Autorschaft als Weltherrschaft
Unter dem Titel „Autorschaft als Werkherrschaft in digitaler Zeit“ – den ich lange als „Autorschaft als Weltherrschaft“ gelesen und mir den Kopf zerbrochen habe, was das nun zu bedeuten hätte – fand gestern eine Urheberrechtstagung in Frankfurter Literaturhaus statt, in der Roland Reuß und Freunde über ihre Sicht der Dinge, was Google Books und Open Access angeht, reden durften.
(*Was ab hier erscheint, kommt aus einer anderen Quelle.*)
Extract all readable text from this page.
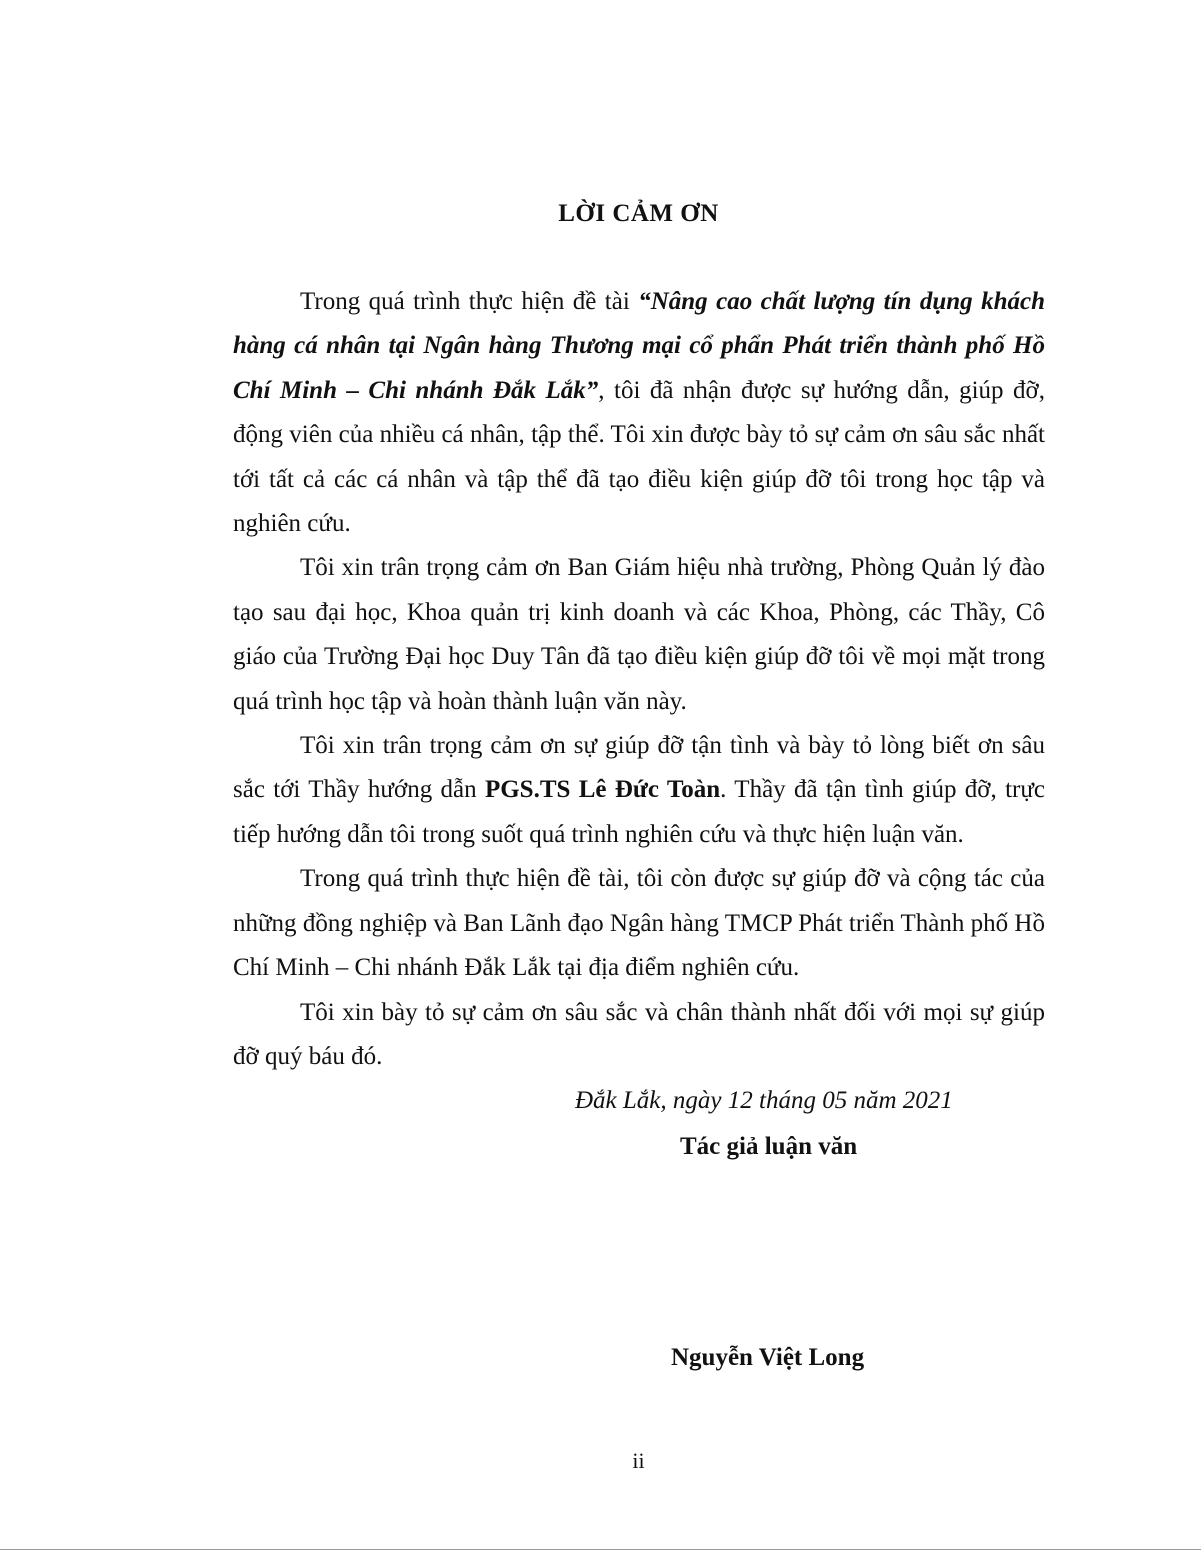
LỜI CẢM ƠN

Trong quá trình thực hiện đề tài “Nâng cao chất lượng tín dụng khách hàng cá nhân tại Ngân hàng Thương mại cổ phẩn Phát triển thành phố Hồ Chí Minh – Chi nhánh Đắk Lắk”, tôi đã nhận được sự hướng dẫn, giúp đỡ, động viên của nhiều cá nhân, tập thể. Tôi xin được bày tỏ sự cảm ơn sâu sắc nhất tới tất cả các cá nhân và tập thể đã tạo điều kiện giúp đỡ tôi trong học tập và nghiên cứu.

Tôi xin trân trọng cảm ơn Ban Giám hiệu nhà trường, Phòng Quản lý đào tạo sau đại học, Khoa quản trị kinh doanh và các Khoa, Phòng, các Thầy, Cô giáo của Trường Đại học Duy Tân đã tạo điều kiện giúp đỡ tôi về mọi mặt trong quá trình học tập và hoàn thành luận văn này.

Tôi xin trân trọng cảm ơn sự giúp đỡ tận tình và bày tỏ lòng biết ơn sâu sắc tới Thầy hướng dẫn PGS.TS Lê Đức Toàn. Thầy đã tận tình giúp đỡ, trực tiếp hướng dẫn tôi trong suốt quá trình nghiên cứu và thực hiện luận văn.

Trong quá trình thực hiện đề tài, tôi còn được sự giúp đỡ và cộng tác của những đồng nghiệp và Ban Lãnh đạo Ngân hàng TMCP Phát triển Thành phố Hồ Chí Minh – Chi nhánh Đắk Lắk tại địa điểm nghiên cứu.

Tôi xin bày tỏ sự cảm ơn sâu sắc và chân thành nhất đối với mọi sự giúp đỡ quý báu đó.

Đắk Lắk, ngày 12 tháng 05 năm 2021
Tác giả luận văn
Nguyễn Việt Long
ii
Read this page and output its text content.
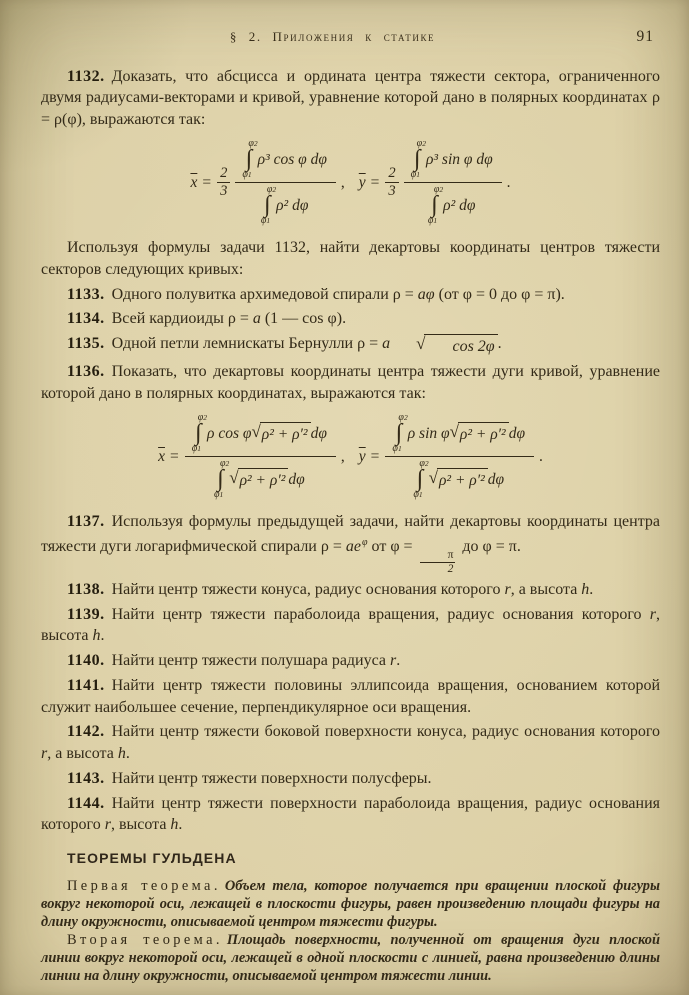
§ 2. Приложения к статике	91

1132. Доказать, что абсцисса и ордината центра тяжести сектора, ограниченного двумя радиусами-векторами и кривой, уравнение которой дано в полярных координатах ρ = ρ(φ), выражаются так:

$\overline{x} = \frac{2}{3} \varphi 2$
∫
φ1
ρ³ cos φ dφ
φ2
∫
φ1
ρ² dφ , $\overline{y} = \frac{2}{3} \varphi 2$
∫
φ1
ρ³ sin φ dφ
φ2
∫
φ1
ρ² dφ .

Используя формулы задачи 1132, найти декартовы координаты центров тяжести секторов следующих кривых:

1133. Одного полувитка архимедовой спирали ρ = aφ (от φ = 0 до φ = π).

1134. Всей кардиоиды ρ = a (1 — cos φ).

1135. Одной петли лемнискаты Бернулли ρ = a	√	cos 2φ .

1136. Показать, что декартовы координаты центра тяжести дуги кривой, уравнение которой дано в полярных координатах, выражаются так:

$\overline{x} = \varphi 2$
∫
φ1
ρ cos φ √ ρ² + ρ′² dφ
φ2
∫
φ1
√ ρ² + ρ′² dφ , $\overline{y} = \varphi 2$
∫
φ1
ρ sin φ √ ρ² + ρ′² dφ
φ2
∫
φ1
√ ρ² + ρ′² dφ .

1137. Используя формулы предыдущей задачи, найти декартовы координаты центра тяжести дуги логарифмической спирали $\rho = ae^\varphi$ от φ =
$\frac{\pi}{2}$
до φ = π.

1138. Найти центр тяжести конуса, радиус основания которого r, а высота h.

1139. Найти центр тяжести параболоида вращения, радиус основания которого r, высота h.

1140. Найти центр тяжести полушара радиуса r.

1141. Найти центр тяжести половины эллипсоида вращения, основанием которой служит наибольшее сечение, перпендикулярное оси вращения.

1142. Найти центр тяжести боковой поверхности конуса, радиус основания которого r, а высота h.

1143. Найти центр тяжести поверхности полусферы.

1144. Найти центр тяжести поверхности параболоида вращения, радиус основания которого r, высота h.

ТЕОРЕМЫ ГУЛЬДЕНА

Первая теорема. Объем тела, которое получается при вращении плоской фигуры вокруг некоторой оси, лежащей в плоскости фигуры, равен произведению площади фигуры на длину окружности, описываемой центром тяжести фигуры.

Вторая теорема. Площадь поверхности, полученной от вращения дуги плоской линии вокруг некоторой оси, лежащей в одной плоскости с линией, равна произведению длины линии на длину окружности, описываемой центром тяжести линии.
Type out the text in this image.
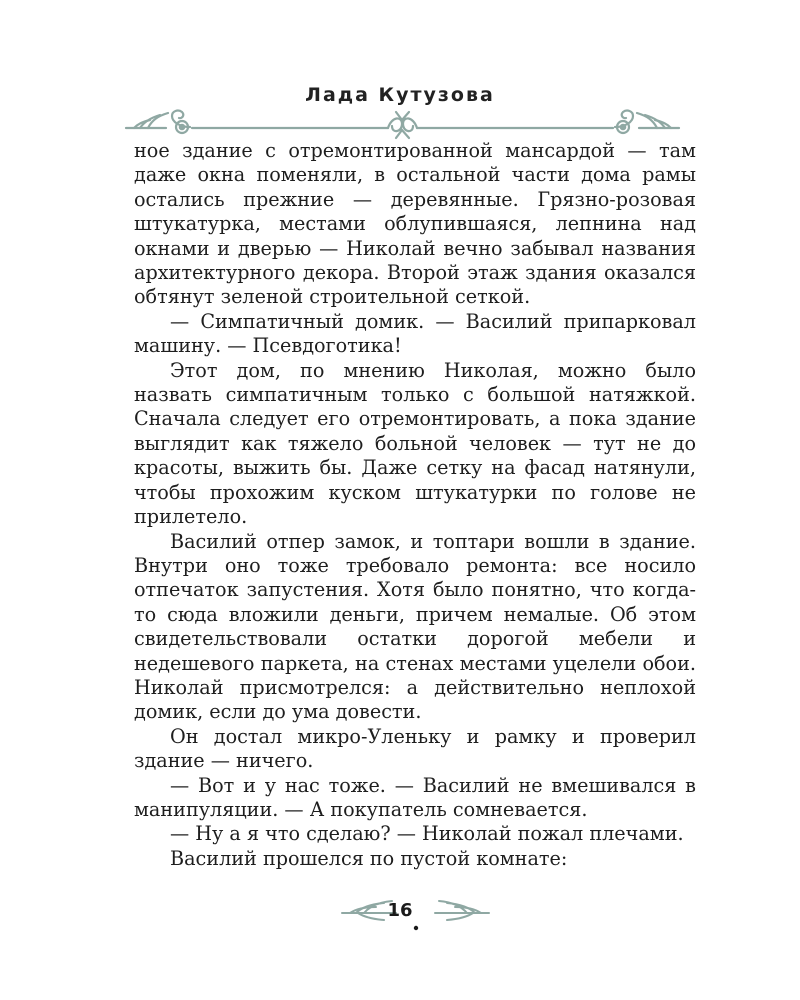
Лада Кутузова

ное здание с отремонтированной мансардой — там даже окна поменяли, в остальной части дома рамы остались прежние — деревянные. Грязно-розовая штукатурка, местами облупившаяся, лепнина над окнами и дверью — Николай вечно забывал названия архитектурного декора. Второй этаж здания оказался обтянут зеленой строительной сеткой.

— Симпатичный домик. — Василий припарковал машину. — Псевдоготика!

Этот дом, по мнению Николая, можно было назвать симпатичным только с большой натяжкой. Сначала следует его отремонтировать, а пока здание выглядит как тяжело больной человек — тут не до красоты, выжить бы. Даже сетку на фасад натянули, чтобы прохожим куском штукатурки по голове не прилетело.

Василий отпер замок, и топтари вошли в здание. Внутри оно тоже требовало ремонта: все носило отпечаток запустения. Хотя было понятно, что когда-то сюда вложили деньги, причем немалые. Об этом свидетельствовали остатки дорогой мебели и недешевого паркета, на стенах местами уцелели обои. Николай присмотрелся: а действительно неплохой домик, если до ума довести.

Он достал микро-Уленьку и рамку и проверил здание — ничего.

— Вот и у нас тоже. — Василий не вмешивался в манипуляции. — А покупатель сомневается.

— Ну а я что сделаю? — Николай пожал плечами.

Василий прошелся по пустой комнате:

16
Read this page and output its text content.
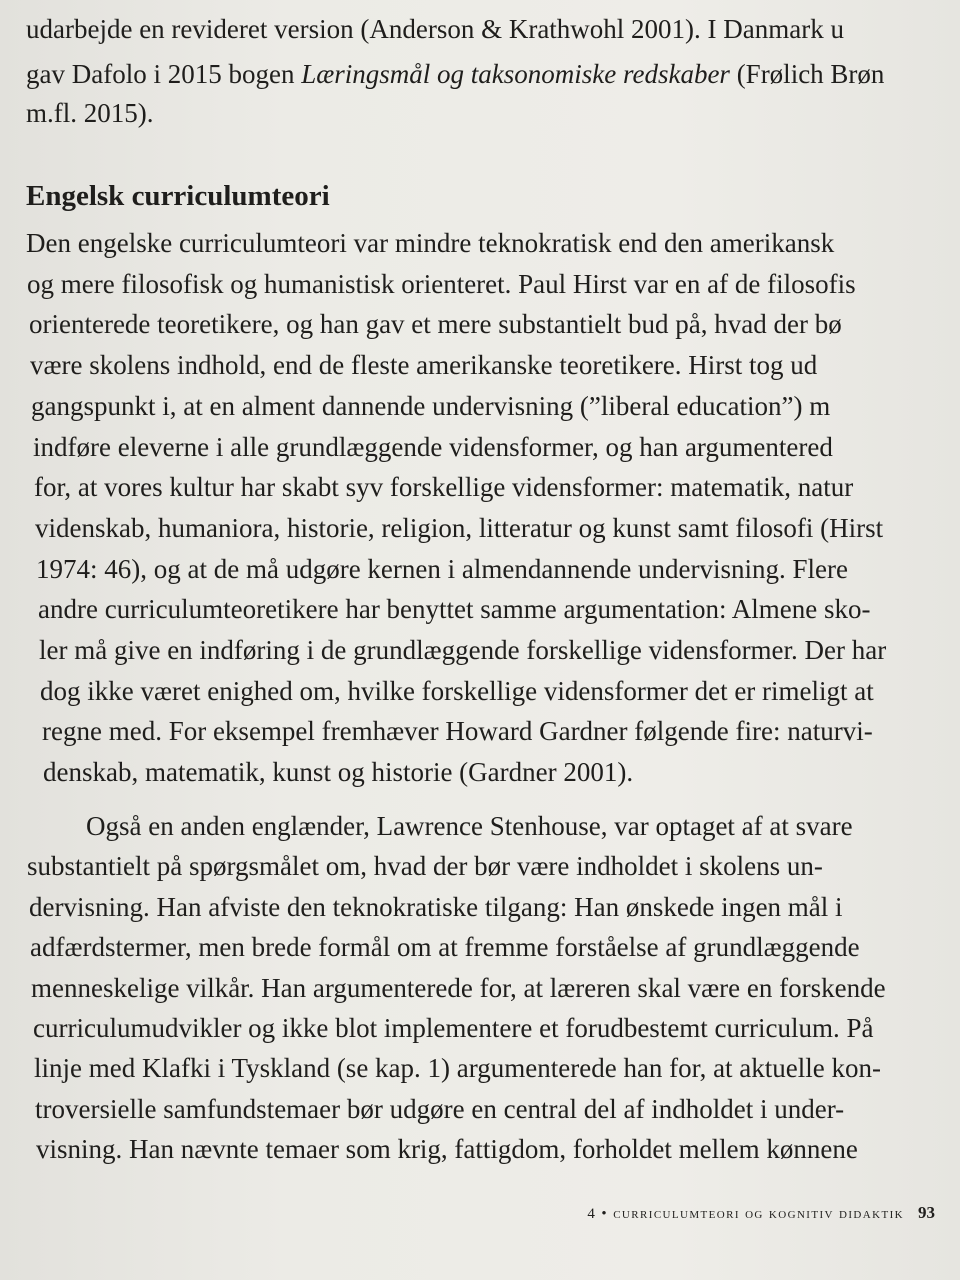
udarbejde en revideret version (Anderson & Krathwohl 2001). I Danmark u
gav Dafolo i 2015 bogen Læringsmål og taksonomiske redskaber (Frølich Brøn
m.fl. 2015).
Engelsk curriculumteori
Den engelske curriculumteori var mindre teknokratisk end den amerikansk
og mere filosofisk og humanistisk orienteret. Paul Hirst var en af de filosofis
orienterede teoretikere, og han gav et mere substantielt bud på, hvad der bø
være skolens indhold, end de fleste amerikanske teoretikere. Hirst tog ud
gangspunkt i, at en alment dannende undervisning (”liberal education”) m
indføre eleverne i alle grundlæggende vidensformer, og han argumentered
for, at vores kultur har skabt syv forskellige vidensformer: matematik, natur
videnskab, humaniora, historie, religion, litteratur og kunst samt filosofi (Hirst
1974: 46), og at de må udgøre kernen i almendannende undervisning. Flere
andre curriculumteoretikere har benyttet samme argumentation: Almene sko-
ler må give en indføring i de grundlæggende forskellige vidensformer. Der har
dog ikke været enighed om, hvilke forskellige vidensformer det er rimeligt at
regne med. For eksempel fremhæver Howard Gardner følgende fire: naturvi-
denskab, matematik, kunst og historie (Gardner 2001).
Også en anden englænder, Lawrence Stenhouse, var optaget af at svare
substantielt på spørgsmålet om, hvad der bør være indholdet i skolens un-
dervisning. Han afviste den teknokratiske tilgang: Han ønskede ingen mål i
adfærdstermer, men brede formål om at fremme forståelse af grundlæggende
menneskelige vilkår. Han argumenterede for, at læreren skal være en forskende
curriculumudvikler og ikke blot implementere et forudbestemt curriculum. På
linje med Klafki i Tyskland (se kap. 1) argumenterede han for, at aktuelle kon-
troversielle samfundstemaer bør udgøre en central del af indholdet i under-
visning. Han nævnte temaer som krig, fattigdom, forholdet mellem kønnene
4 • curriculumteori og kognitiv didaktik 93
Dass beides nicht so viel miteinander zu tun hat, wurde ihnen in den letzen Monaten zwar zu Genüge erklärt – auch von Kollege Matthias Spielkamp zum Beispiel im Perlentaucher –, aber sei drum, wen scheren schon solche Kleinigkeiten, wenn es doch so viel mehr Aufmerksamkeit erregt, wenn man ein bisschen vereinfacht. Auf der Tagung waren zwar ein oder zwei Vertreter der Gegenmeinung geladen, doch die hatten wohl einen schweren Stand wie die Zusammenfassungen und Kommentare diversen Weblogs und Online-Medien erzählen. Im Literaturcafé beschreibt Wolfgang Tischer Herr Reuß – gelinde gesagt – antiquiertes Autorenbild und enttäuscht, dass die Google-Vertreterin wie eine „lebende Google-Hilfe-Datei“ agiert, „in der man in der Regel auch nicht immer die Auskünfte erhält, die man sucht.“
Ben Kaden im IBI-Weblog hat sogar zwei Einträge geschrieben: In „Last night a Content-DJ killed my Publisher. Roland Reuß hat für Frankfurt eine schöne Metapher im Ärmel“ fragte er gestern, was denn so schlimm an Content-DJs, wo doch das Plattenauflegen seit spätestens den 90er Jahre eine anerkannte Kunstrichtung ist, die sogar vom Goethe-Institut in alle Welt verschickt wird, um die Deutsche Kultur vorzustellen. Der zweite Beitrag „Die Entführung aus dem Serail (des Werkes) in das Stadion (des Textes): Ein weiteres Heidelberger Sprachbild“ weist darauf hin, dass Reuß selber sein Geld damit verdient, dass er die Werke anderer kommentiert und editiert – und somit auch nichts anderes als ein Content-DJ ist. (Besonders pikant ist dabei, dass Kafka explizit seine hinterlassenen Werke nicht veröffentlicht haben wollte – was bekanntlich aber von Max Brod missachtet wurde.)
Eine weitere Zusammenfassung findet sich bei Andrea Diener und zu guter Letzt kommentiert auch Thierry Chervel vom Perlentaucher in „Die Früchte des Internets“. Letzten Endes kann man sich nur wundern, wie man es, auch wenn man nur Halbwissen vorweisen kann, mit ausschließlich mit Ressentiments und falscher Empörung so weit in unserer Medienlandschaft bringen kann wie die „Selbsthilfegruppe Heidelberger Appell“.
Addendum 17. Juli ’09: Inzwischen sind auch in den einschlägigen Tageszeitungen Berichte zur Tagung erschienen (siehe z.B. im Perlentaucher von heute), aber ich möchte noch auf den Blogeintrag in Bewegliche Lettern hinweisen, wo auf Reußens Appellierfreude hingewiesen wird, die sich durchaus im Gegensatz befindet zu seiner öffentlich geäußerten Furcht, dass seine Werke im Internet in die falschen Hände geraten.